Идти было удивительно легко. Несмотря на то что по моему собственному времени уже был поздний вечер, несмотря на незапланированные и выматывающие водные процедуры, несмотря на дававшее о себе знать желание поужинать в привычное время, я чувствовал себя довольно бодро и быстро шагал по пружинящей черно-серой подстилке среди редко стоящих гигантов. Обстановка напоминала прогулку по ухоженному парку — ни тебе подлеска, ни поваленных стволов погибших деревьев, ни назойливых насекомых. Потянулся пологий склон, и я впервые увидел какие-то изменения в растительности. Кроны, до того казавшиеся парящими недостижимо высоко, придвинулись, стволы стали мельче, и затем неожиданно потянулась большая прогалина, заставленная как будто обгоревшими скукоженными останками не выросших гигантов, которые чем дальше, тем становились мельче. Стало заметно, что все деревья были соединены между собой подобием корня, местами выступающим из почвы и похожим на распущенный канат — этакое неплотное переплетение мелких жил. Ниже в распадке деревья, или дерево, закончились, и я услышал тихий плеск воды. Среди уже привычных кустиков, обрамлявших широкую полосу окатанной гальки, по проточенному в больших сланцевых блоках каналу бежал крохотный ручей. Я спустился и принюхался. По-прежнему пахло йодом, но уже гораздо слабее, чем около озера. Вода была прозрачной и привычной. Нисколько не сомневаясь, я напился. Вдали опять застучало — четыре удара, и тишина. Надо было двигаться дальше.
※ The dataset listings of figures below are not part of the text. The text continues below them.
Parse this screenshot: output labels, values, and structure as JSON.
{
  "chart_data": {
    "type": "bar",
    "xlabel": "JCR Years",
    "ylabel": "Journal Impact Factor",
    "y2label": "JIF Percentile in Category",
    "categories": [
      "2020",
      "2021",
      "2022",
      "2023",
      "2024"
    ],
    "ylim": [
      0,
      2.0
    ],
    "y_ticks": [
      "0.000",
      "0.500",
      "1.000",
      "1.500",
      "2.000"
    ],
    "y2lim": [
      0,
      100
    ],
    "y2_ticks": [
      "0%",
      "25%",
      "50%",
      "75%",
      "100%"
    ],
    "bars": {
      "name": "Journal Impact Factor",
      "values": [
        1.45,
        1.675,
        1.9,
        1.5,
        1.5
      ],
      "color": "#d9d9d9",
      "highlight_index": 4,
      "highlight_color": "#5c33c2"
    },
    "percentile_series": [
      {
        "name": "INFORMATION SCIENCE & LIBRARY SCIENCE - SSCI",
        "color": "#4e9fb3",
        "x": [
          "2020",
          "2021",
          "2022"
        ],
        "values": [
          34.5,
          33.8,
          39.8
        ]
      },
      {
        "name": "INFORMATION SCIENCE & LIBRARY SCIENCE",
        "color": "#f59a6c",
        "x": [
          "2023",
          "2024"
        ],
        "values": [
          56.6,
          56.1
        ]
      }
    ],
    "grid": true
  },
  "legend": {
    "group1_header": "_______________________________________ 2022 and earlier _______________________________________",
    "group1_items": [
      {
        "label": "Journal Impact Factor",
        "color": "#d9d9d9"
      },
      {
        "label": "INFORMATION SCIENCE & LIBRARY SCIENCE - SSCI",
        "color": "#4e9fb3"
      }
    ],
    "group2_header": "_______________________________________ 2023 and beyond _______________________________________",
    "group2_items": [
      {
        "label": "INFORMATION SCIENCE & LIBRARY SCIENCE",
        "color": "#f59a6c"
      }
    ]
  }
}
Взбираясь по пологому склону следующего холма, я скоро опять вошел в лес, миновав знакомую полосу поваленных недодеревьев. Подъем давался легко, голод еще не мучил, жажда отступила, и проснулось любопытство. В голове сама собой, как будто не было более насущных забот, появилась идея измерить ускорение свободного падения, соорудив простейший маятник. Проблема была за эталонами длины и времени. Если свой рост я, естественно, знал с точностью до сантиметра, то в своей способности точно отсчитывать секунды сильно сомневался. Обдумывая, как привязать к имевшемуся эталону длины время, я перевалил гребень холма и остановился. Стука больше не было слышно, и я был не уверен, что смогу сохранить направление без этого далекого ориентира. Постояв и ничего не дождавшись, двинулся дальше. Еще четыре холма, еще один ручей, похожий на первый, но совсем крохотный, и лес внезапно изменился. Деревья переменились так резко, что была видна граница между ними. Вот здесь — светло-бежевые стволы, увенчанные поросшей черным волосом обширной кроной, а тут уже тоже как бы стволы, но почти белые, даже голубоватые, гладкие, тонкие, без ветвей вообще, только жесткие темно-бурые ленты, обильно торчащие из верхней трети растения. Какая-то метелка для смахивания пыли метров тридцать высотой. Деревья в новом лесу стояли гораздо плотнее, но ощущение лесопарка никуда не делось. Почва между уже родных серых кустиков была посыпана рыжими закорючками, слегка шипящими, когда я наступал на них. Ветра почти не было, и мне показалось, что стало немного темнее. Вечереет? Делать нечего, и я решил двигаться дальше до ближайшей воды. Если стук не возобновится, придется останавливаться на ночлег, так как первое возбуждение давно схлынуло и все сильнее хотелось спать. Миновав еще пару подъемов и спусков, удалось найти родник, бьющий в осыпи у основания холма. Небольшой обрыв создавал иллюзорную защиту, я понял, что смертельно устал и буду ночевать прямо под ним. Стемнело еще сильней, но ночь все не наступала. Ждать темноты не было смысла, и я уснул, завернувшись в просохшую куртку и подложив свитер под голову.